When the model is big, many of us would request a single-GPU machine with enough resources to serve the model. As a rule of thumb, you need at least twice GPU space for inference than the number of the model parameters. For example, LLaMA 13B has 13 giga-parameters (a giga is a billion), hence it requires 26 GB of GPU. Using float precision, it is 2 bytes per parameter, that is why. Choose a NVIDIA A100 40GB and we are good to go.
If the model is too big, then a tool like Hugging Face Accelerate can help us to run the model on a single machine with multiple GPUs. You are able to attach up to 8 devices to one machine in most cloud providers.
Then there are projects like Alpa that enable the deployment of really big models like OPT 175B and BLOOM 176B on multi-machine multi-device clusters. However, there is a catch: the model needs to be supported by the project.
Doing further research I came across PyTorch’s PiPPy project. It features automatic splitting of model code. It means that you do not have to make modifications to the model code to make parallelism work; that is great news because it potentially supports any model.
While consulting PiPPy docs and source code, I did the following exercise in order to grasp elemental insights from this tool and pipeline parallelism in general:
Run a model across two Docker containers
The idea is to deploy heavyweight models but for the sake of simplicity, let’s use this model.
# example.py
import os
import pippy
from torch.distributed import rpc
from torch import nn
class Net(nn.Module):
def __init__(self):
super().__init__()
self.fc1 = nn.Linear(128, 128)
self.fc2 = nn.Linear(128, 8)
def forward(self, x):
x = self.fc1(x)
x = nn.functional.relu(x)
x = self.fc2(x)
return x
net = Net()
net.eval()
Let’s assume that we have a bunch of machines, all on the same network. The same script runs on all the nodes, there are a head node and worker nodes. Worker nodes should be able to reach the head node at a host:port. Each node has a rank number and the total count of nodes is the world.

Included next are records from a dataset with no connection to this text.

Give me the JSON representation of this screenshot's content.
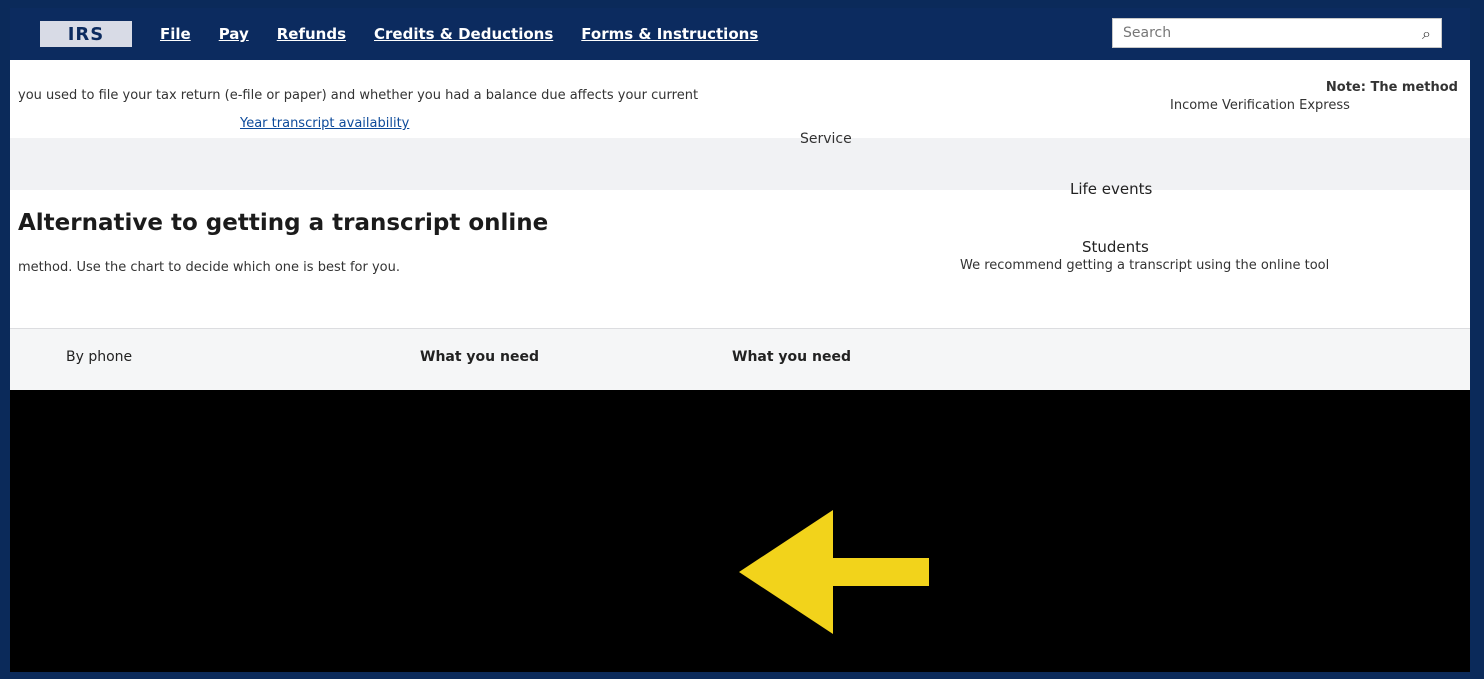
{
  "nav": {
    "logo_text": "IRS",
    "links": [
      "File",
      "Pay",
      "Refunds",
      "Credits & Deductions",
      "Forms & Instructions"
    ],
    "search_placeholder": "Search"
  },
  "content": {
    "intro_text": "you used to file your tax return (e-file or paper) and whether you had a balance due affects your current",
    "note_text": "Note: The method",
    "note_sub": "Income Verification Express",
    "transcript_link": "Year transcript availability",
    "service_label": "Service",
    "life_events": "Life events",
    "heading": "Alternative to getting a transcript online",
    "students": "Students",
    "recommend_text": "We recommend getting a transcript using the online tool",
    "method_text": "method. Use the chart to decide which one is best for you.",
    "table_cells": [
      "By phone",
      "What you need",
      "What you need"
    ]
  },
  "overlay": {
    "arrow_color": "#f2d31b",
    "arrow_icon": "left-arrow-icon"
  }
}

# example.py (continuation)
RANK = int(os.environ["RANK"])
WORLD = int(os.environ["WORLD"])
HOST = os.environ["HOST"]
PORT = os.environ["PORT"]
print(f"My rank is {RANK}")
# first thing to do is to init RCP
print("Waiting for all the nodes...")
rpc.init_rpc(
f"worker{RANK}", # just an identifier
rank=RANK,
world_size=WORLD,
rpc_backend_options=rpc.TensorPipeRpcBackendOptions(
num_worker_threads=8,
rpc_timeout=10, # seconds
init_method=f"tcp://{HOST}:{PORT}", # head node's address and port
)
)
# split the model, each process materializes its pipeline stage
driver, stage = pippy.all_compile(
net,
num_ranks=WORLD,
num_chunks=WORLD, # microbatching
schedule="FillDrain", # feed chunks through the pipeline sequentially
split_policy=pippy.split_into_equal_size(WORLD), # split the model into specified number of equal-size stages
)
print(stage)
if rank == 0:
x = torch.randn(4, 128)
y = driver(x) # only rank 0 is able the call the pipeline's driver
print(y)
rpc.shutdown()
print("Bye!")
In a terminal:
$ docker build -t example .
$ docker network create rpc
$ docker run -e RANK=0 -e WORLD=2 -e HOST=head -e PORT=3000 \
--net rpc --name head --rm -it example
Notice how the HOST address equals the container’s name.
In another terminal:
$ docker run -e RANK=1 -e WORLD=2 -e HOST=head -e PORT=3000 \
--net rpc --name worker --rm -it example
This container is named worker, HOST points to the rank 0 container head.
Head output, after all processes join.
My rank is 0
Waiting for all nodes...
PipeStageModule(
(fc1): Linear(in_features=128, out_features=128, bias=True)
)
def forward(self, x):
fc1 = self.fc1(x); x = None
return fc1
tensor([[-0.1043, ..., -0.0093],
...
[-0.1566, ..., -0.0765]])
Bye!
Worker output.
My rank is 1
Waiting for all nodes...
PipeStageModule(
(fc2): Linear(in_features=128, out_features=8, bias=True)
)
def forward(self, fc1):
relu = nn.functional.relu(fc1, inplace = False); fc1 = None
fc2 = self.fc2(relu); relu = None
return fc2
Bye!
Mission accomplished 🌟. This simple model was automatically split in two submodules and then pipelined across separate environments.
Next steps in this topic are
- use GPU,
- more than one GPU device per machine,
- deploy on local Kubernetes,
- deploy on Google Cloud GKE,
- manage sizeable models.
# requirements.txt - CPU-only PyTorch
packaging # missing dependency from PiPPy
numpy
--index-url https://download.pytorch.org/whl/cpu
torch
# Dockerfile
FROM python:3
WORKDIR /usr/src/app
COPY requirements.txt ./
RUN pip install --no-cache-dir -r requirements.txt
RUN git clone https://github.com/pytorch/PiPPy.git \
&& cd PiPPy \
&& python setup.py install \
&& cd ..
COPY . .
ENTRYPOINT ["python", "example.py"]